Bill Dedman has uncovered one of the strangest true stories in the history of American royalty. There were the Vanderbilts, the Stuyvesants, the Rockefellers and then the Clarks. That they are not a household name today is part of the mystery that Dedman seeks to unravel.
William A Clark’s story is a quintessential boot-strap tale. During the Civil War, he struck out west to seek his fortune in gold mining. He had little luck in that endeavour but he managed to make significant strides as a lumberman and a dry goods salesman. He eventually owned an enormous copper mine and smelting factory in Butte, Montana (now a superfund site). By the time he died, he was one of the richest people in America – ever.
Huguette Clark was the youngest of his children. She and her older sister Amelia were born to W. A.’s second wife. Both were born abroad and spent much of their childhood traveling. The Clarks eventually built an incredibly large and ornate mansion on New York City’s Fifth Avenue, overlooking Central Park.
To the outside observer (and even to herself at most times), Huguette lived a charmed life. She and her sister rattled around the massive house on 5th Avenue, bounced across the Atlantic, and were in every way privileged growing up. Her life was carefree until her sister died at just 17 from a case of meningitis. Just a few years later, her beloved father died. Suddenly, it was just Huguette and her mother. And one of the biggest fortunes ever amassed.
Huguette went through the steps of being a debutante and endured a short-lived marriage before beginning her trek to becoming a recluse. The final nail on the front door, so to speak, was the death of her mother. Once Huguette was essentially alone, the truly dissociative behavior started. Holed up in her Manhattan apartment, Huguette began spending from her bottomless pocketbook. She spent tens of thousands a month on a Santa Barbara mansion that she didn’t visit for decades. She bought priceless works of art.
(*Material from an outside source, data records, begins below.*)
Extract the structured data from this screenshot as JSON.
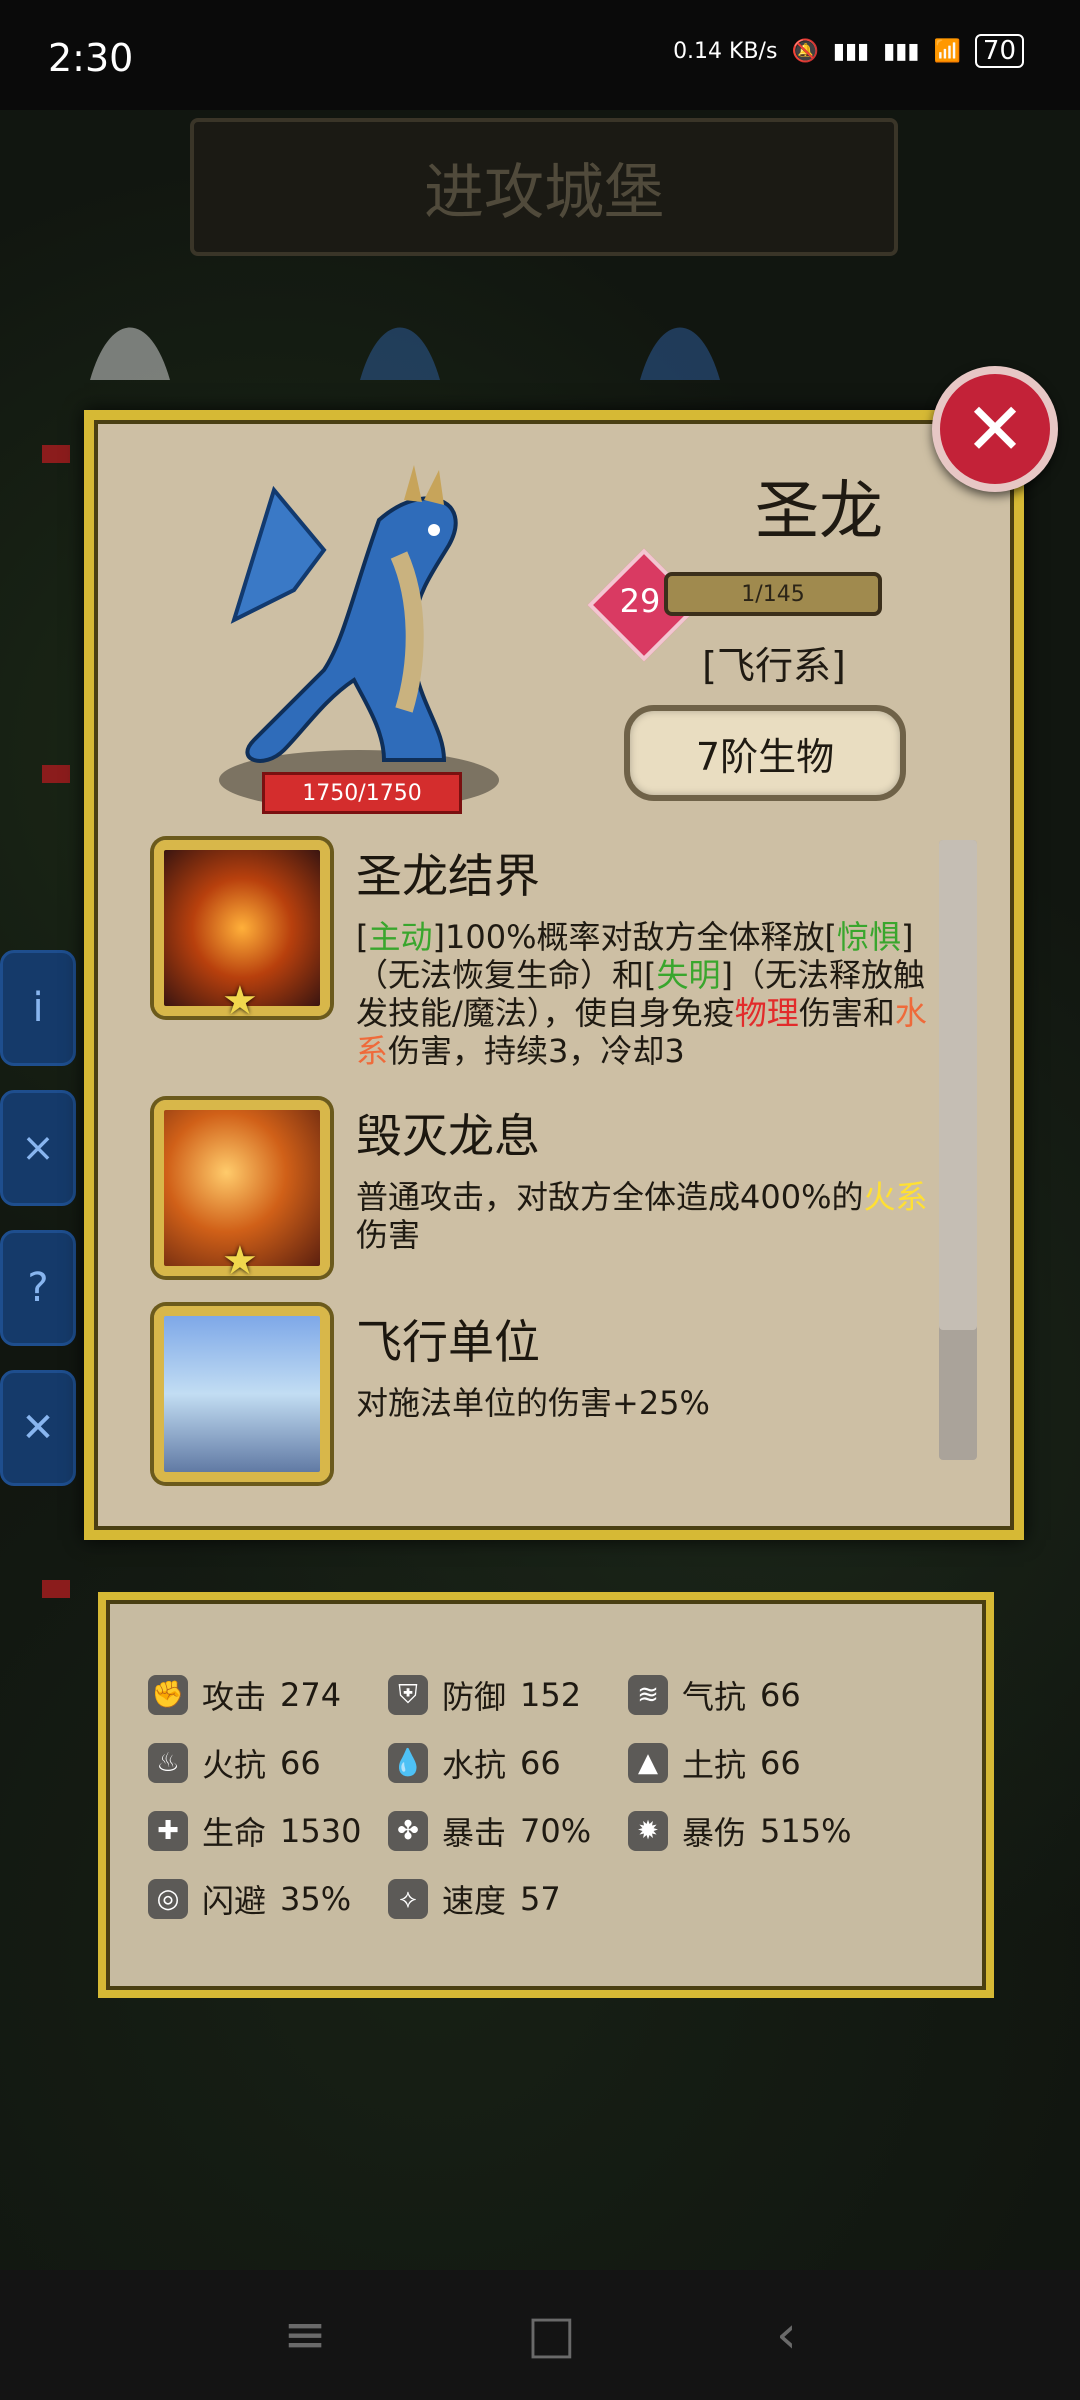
{
  "status": {
    "time": "2:30",
    "net": "0.14 KB/s",
    "battery": "70"
  },
  "game": {
    "screen_title": "进攻城堡"
  },
  "unit": {
    "name": "圣龙",
    "level": "29",
    "xp": "1/145",
    "type": "[飞行系]",
    "rank": "7阶生物",
    "hp": "1750/1750"
  },
  "skills": [
    {
      "name": "圣龙结界",
      "desc_parts": [
        {
          "text": "[",
          "color": ""
        },
        {
          "text": "主动",
          "color": "green"
        },
        {
          "text": "]100%概率对敌方全体释放",
          "color": ""
        },
        {
          "text": "[",
          "color": ""
        },
        {
          "text": "惊惧",
          "color": "green"
        },
        {
          "text": "]（无法恢复生命）和[",
          "color": ""
        },
        {
          "text": "失明",
          "color": "green"
        },
        {
          "text": "]（无法释放触发技能/魔法），使自身免疫",
          "color": ""
        },
        {
          "text": "物理",
          "color": "red"
        },
        {
          "text": "伤害和",
          "color": ""
        },
        {
          "text": "水系",
          "color": "orange"
        },
        {
          "text": "伤害，持续3，冷却3",
          "color": ""
        }
      ]
    },
    {
      "name": "毁灭龙息",
      "desc_parts": [
        {
          "text": "普通攻击，对敌方全体造成400%的",
          "color": ""
        },
        {
          "text": "火系",
          "color": "yellow"
        },
        {
          "text": "伤害",
          "color": ""
        }
      ]
    },
    {
      "name": "飞行单位",
      "desc_parts": [
        {
          "text": "对施法单位的伤害+25%",
          "color": ""
        }
      ]
    }
  ],
  "stats": [
    {
      "label": "攻击",
      "value": "274",
      "icon": "fist-icon"
    },
    {
      "label": "防御",
      "value": "152",
      "icon": "shield-icon"
    },
    {
      "label": "气抗",
      "value": "66",
      "icon": "tornado-icon"
    },
    {
      "label": "火抗",
      "value": "66",
      "icon": "fire-icon"
    },
    {
      "label": "水抗",
      "value": "66",
      "icon": "water-drop-icon"
    },
    {
      "label": "土抗",
      "value": "66",
      "icon": "mountain-icon"
    },
    {
      "label": "生命",
      "value": "1530",
      "icon": "heart-plus-icon"
    },
    {
      "label": "暴击",
      "value": "70%",
      "icon": "clover-icon"
    },
    {
      "label": "暴伤",
      "value": "515%",
      "icon": "burst-icon"
    },
    {
      "label": "闪避",
      "value": "35%",
      "icon": "dodge-icon"
    },
    {
      "label": "速度",
      "value": "57",
      "icon": "boot-icon"
    }
  ]
}
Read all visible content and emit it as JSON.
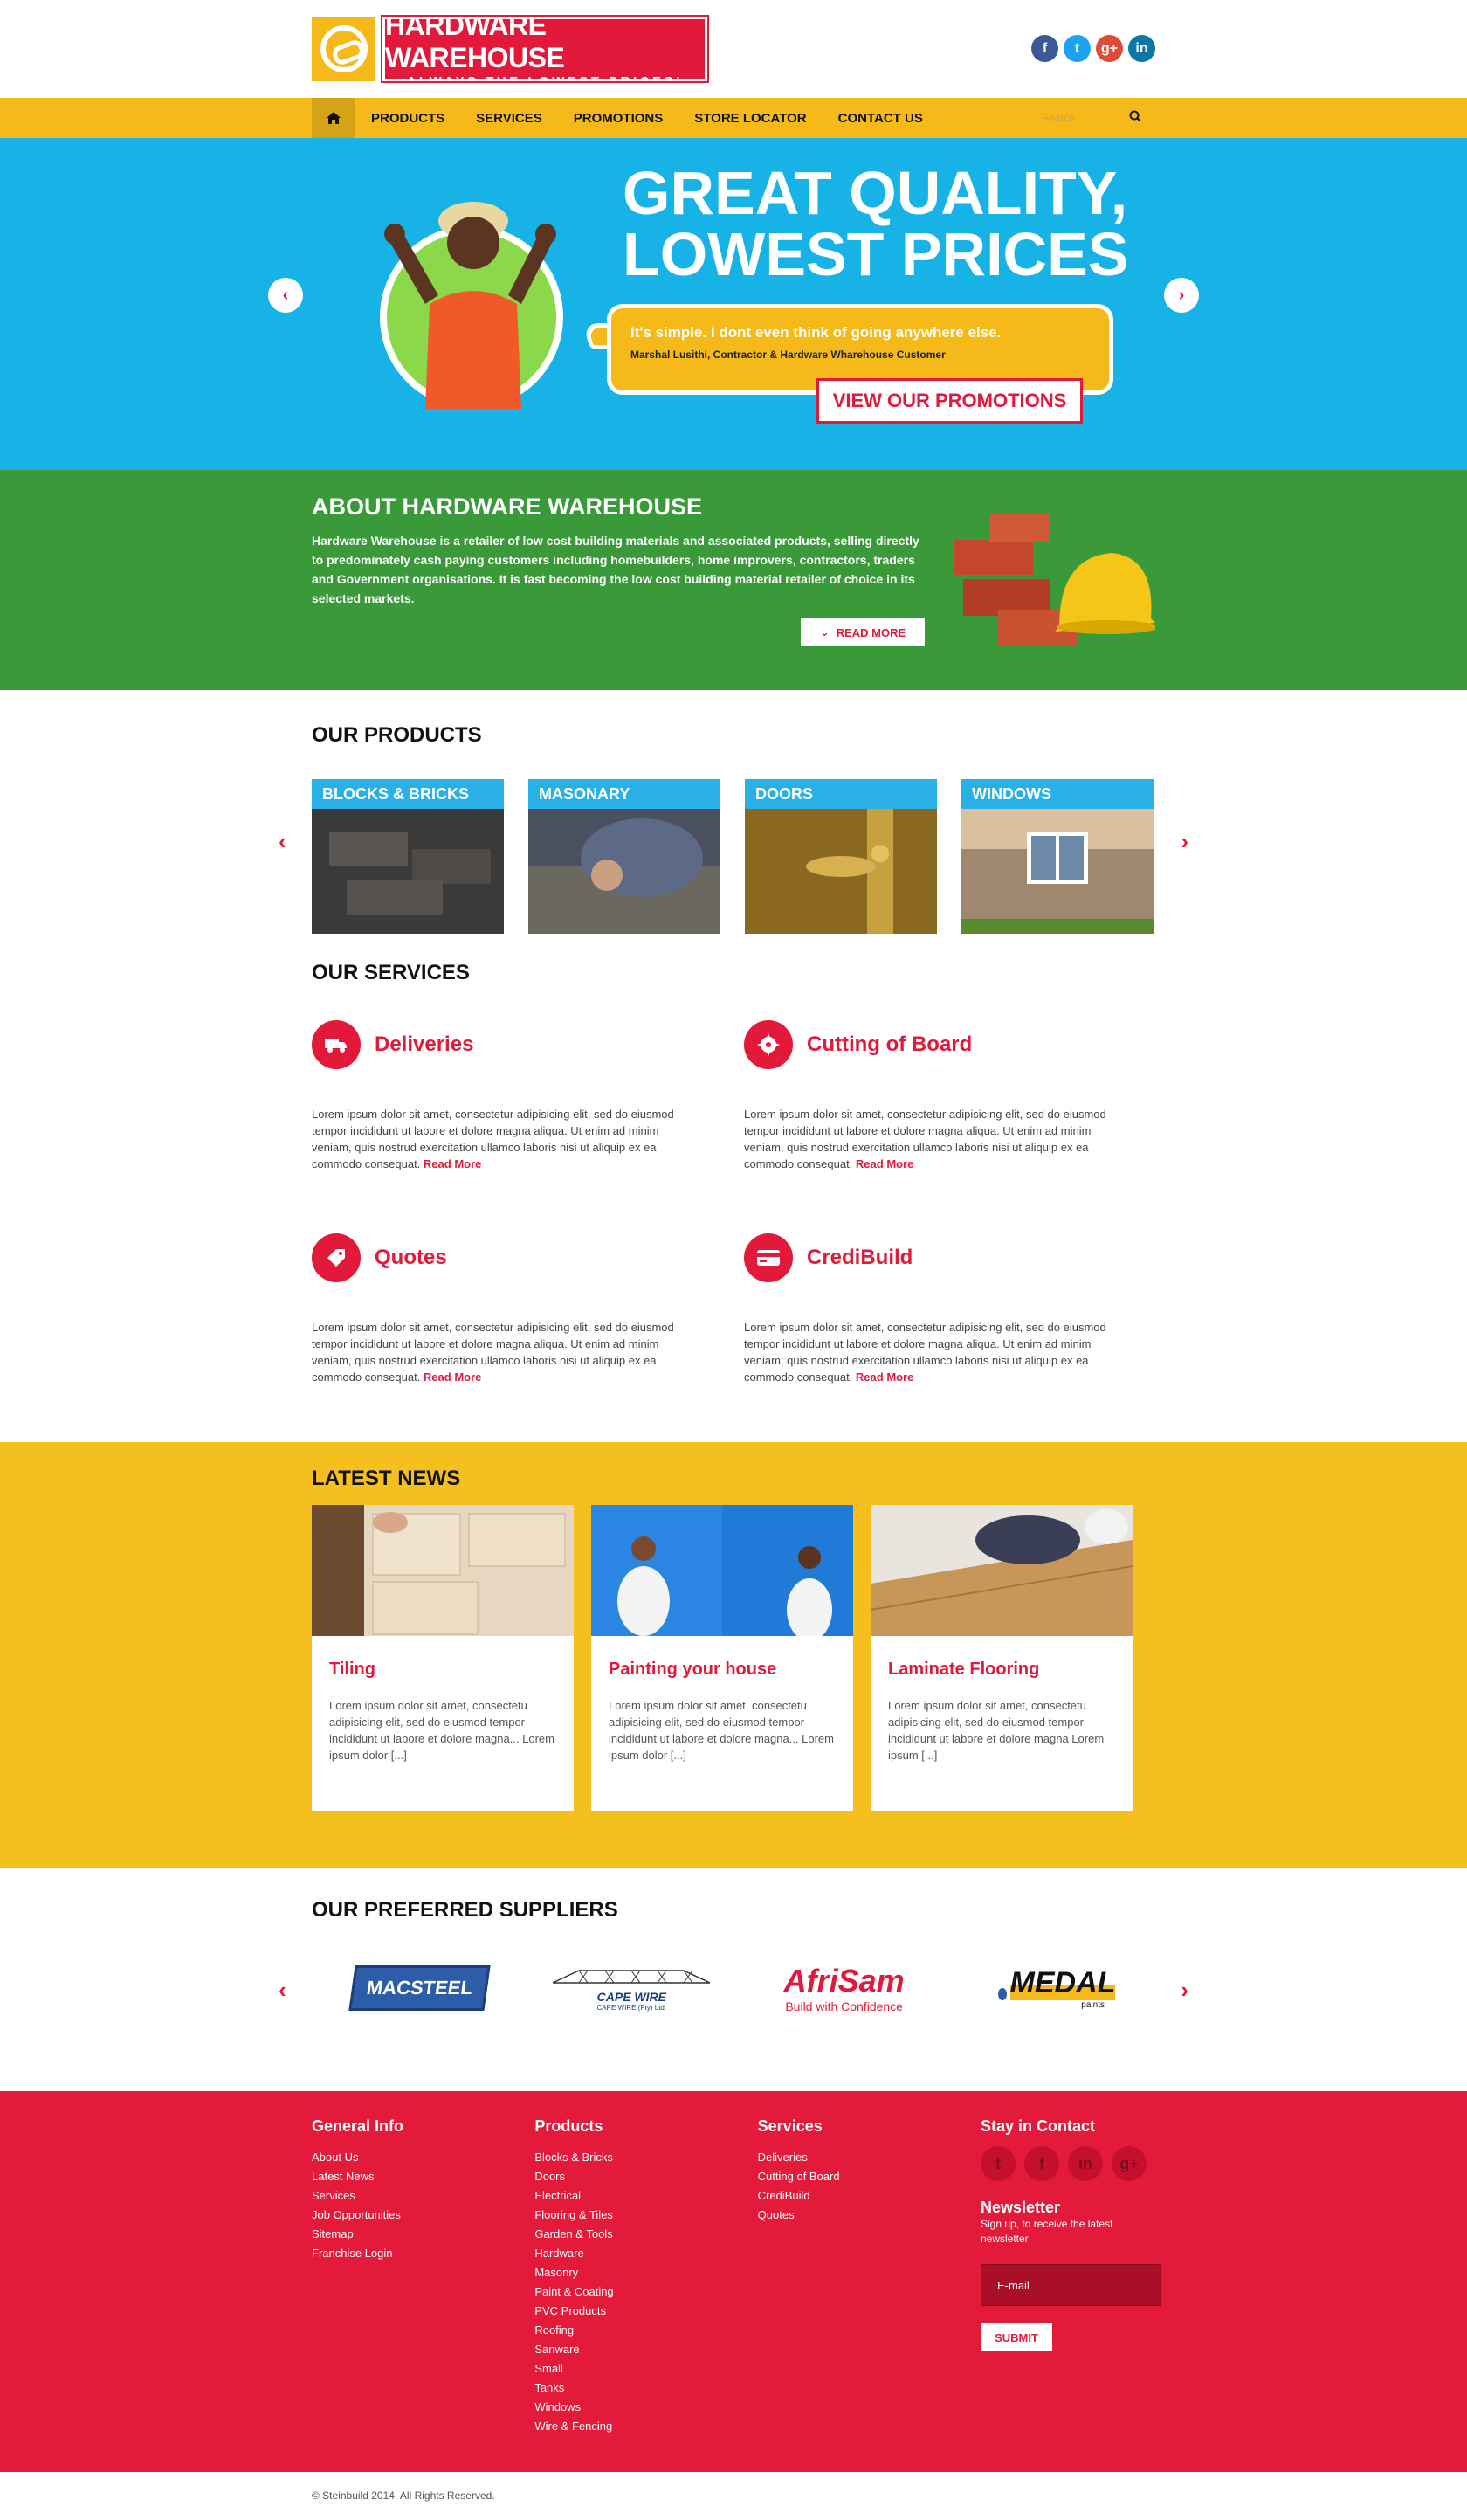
{
  "header": {
    "logo_title": "HARDWARE WAREHOUSE",
    "logo_sub": "ALWAYS THE LOWEST PRICES!",
    "social": [
      {
        "icon": "facebook-icon",
        "glyph": "f",
        "color": "#3b5998"
      },
      {
        "icon": "twitter-icon",
        "glyph": "t",
        "color": "#1da1f2"
      },
      {
        "icon": "google-plus-icon",
        "glyph": "g+",
        "color": "#dd4b39"
      },
      {
        "icon": "linkedin-icon",
        "glyph": "in",
        "color": "#0e76a8"
      }
    ]
  },
  "nav": {
    "items": [
      "PRODUCTS",
      "SERVICES",
      "PROMOTIONS",
      "STORE LOCATOR",
      "CONTACT US"
    ],
    "search_placeholder": "Search"
  },
  "hero": {
    "title_line1": "GREAT QUALITY,",
    "title_line2": "LOWEST PRICES",
    "quote": "It's simple. I dont even think of going anywhere else.",
    "quote_by": "Marshal Lusithi, Contractor & Hardware Wharehouse Customer",
    "button": "VIEW OUR PROMOTIONS"
  },
  "about": {
    "title": "ABOUT HARDWARE WAREHOUSE",
    "text": "Hardware Warehouse is a retailer of low cost building materials and associated products, selling directly to predominately cash paying customers including homebuilders, home improvers, contractors, traders and Government organisations. It is fast becoming the low cost building material retailer of choice in its selected markets.",
    "button": "READ MORE"
  },
  "products": {
    "title": "OUR PRODUCTS",
    "items": [
      "BLOCKS & BRICKS",
      "MASONARY",
      "DOORS",
      "WINDOWS"
    ]
  },
  "services": {
    "title": "OUR SERVICES",
    "lorem": "Lorem ipsum dolor sit amet, consectetur adipisicing elit, sed do eiusmod tempor incididunt ut labore et dolore magna aliqua. Ut enim ad minim veniam, quis nostrud exercitation ullamco laboris nisi ut aliquip ex ea commodo consequat.",
    "read_more": "Read More",
    "items": [
      {
        "title": "Deliveries",
        "icon": "truck-icon"
      },
      {
        "title": "Cutting of Board",
        "icon": "saw-blade-icon"
      },
      {
        "title": "Quotes",
        "icon": "price-tag-icon"
      },
      {
        "title": "CrediBuild",
        "icon": "credit-card-icon"
      }
    ]
  },
  "news": {
    "title": "LATEST NEWS",
    "items": [
      {
        "title": "Tiling",
        "text": "Lorem ipsum dolor sit amet, consectetu adipisicing elit, sed do eiusmod tempor incididunt ut labore et dolore magna... Lorem ipsum dolor [...]"
      },
      {
        "title": "Painting your house",
        "text": "Lorem ipsum dolor sit amet, consectetu adipisicing elit, sed do eiusmod tempor incididunt ut labore et dolore magna... Lorem ipsum dolor [...]"
      },
      {
        "title": "Laminate Flooring",
        "text": "Lorem ipsum dolor sit amet, consectetu adipisicing elit, sed do eiusmod tempor incididunt ut labore et dolore magna Lorem ipsum [...]"
      }
    ]
  },
  "suppliers": {
    "title": "OUR PREFERRED SUPPLIERS",
    "macsteel": "MACSTEEL",
    "capewire": "CAPE WIRE",
    "capewire_sub": "CAPE WIRE (Pty) Ltd.",
    "afrisam": "AfriSam",
    "afrisam_tag": "Build with Confidence",
    "medal": "MEDAL",
    "medal_sub": "paints"
  },
  "footer": {
    "general": {
      "title": "General Info",
      "links": [
        "About Us",
        "Latest News",
        "Services",
        "Job Opportunities",
        "Sitemap",
        "Franchise Login"
      ]
    },
    "products": {
      "title": "Products",
      "links": [
        "Blocks & Bricks",
        "Doors",
        "Electrical",
        "Flooring & Tiles",
        "Garden & Tools",
        "Hardware",
        "Masonry",
        "Paint & Coating",
        "PVC Products",
        "Roofing",
        "Sanware",
        "Small",
        "Tanks",
        "Windows",
        "Wire & Fencing"
      ]
    },
    "services": {
      "title": "Services",
      "links": [
        "Deliveries",
        "Cutting of Board",
        "CrediBuild",
        "Quotes"
      ]
    },
    "contact": {
      "title": "Stay in Contact",
      "social": [
        "twitter-icon",
        "facebook-icon",
        "linkedin-icon",
        "google-plus-icon"
      ],
      "newsletter_title": "Newsletter",
      "newsletter_sub": "Sign up, to receive the latest newsletter",
      "email_placeholder": "E-mail",
      "submit": "SUBMIT"
    },
    "copyright": "© Steinbuild 2014. All Rights Reserved."
  },
  "colors": {
    "brand_red": "#e2193b",
    "brand_yellow": "#f5b91a",
    "hero_blue": "#17b3e6",
    "about_green": "#3a9a3a"
  }
}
She commissioned intricate dollhouses from artisans around the world.
Yet for all this bizarre behavior, she always remembered the names of her distant nieces and nephews, she was polite, if firm, in her strange requests and she paid her staff and others incredibly well. She knew when her gardener’s children were headed to college and never failed to send Christmas gifts and sizable donations towards their education.
So why would this otherwise friendly person (who lived to 104), who owned numerous mansions, choose to live the last twenty years of her life in a dull hospital room?
Empty Mansions attempts to solve this mystery by sorting through the shreds of information he can piece together. Most of the book is written by Dedman but there are sidenotes and quotes from Paul Clark Newell, Jr., Huguette’s cousin. He recounts phone conversations he had with his elderly relative and generally helps Dedman speak to those closest to Huguette.
This story is so odd it seems like it must be a Victorian sensational novel. You have to keep reminding yourself not only that it’s real, but that it just happened a couple of years ago.
Many thanks to Random House for allowing me to read and review this via NetGalley.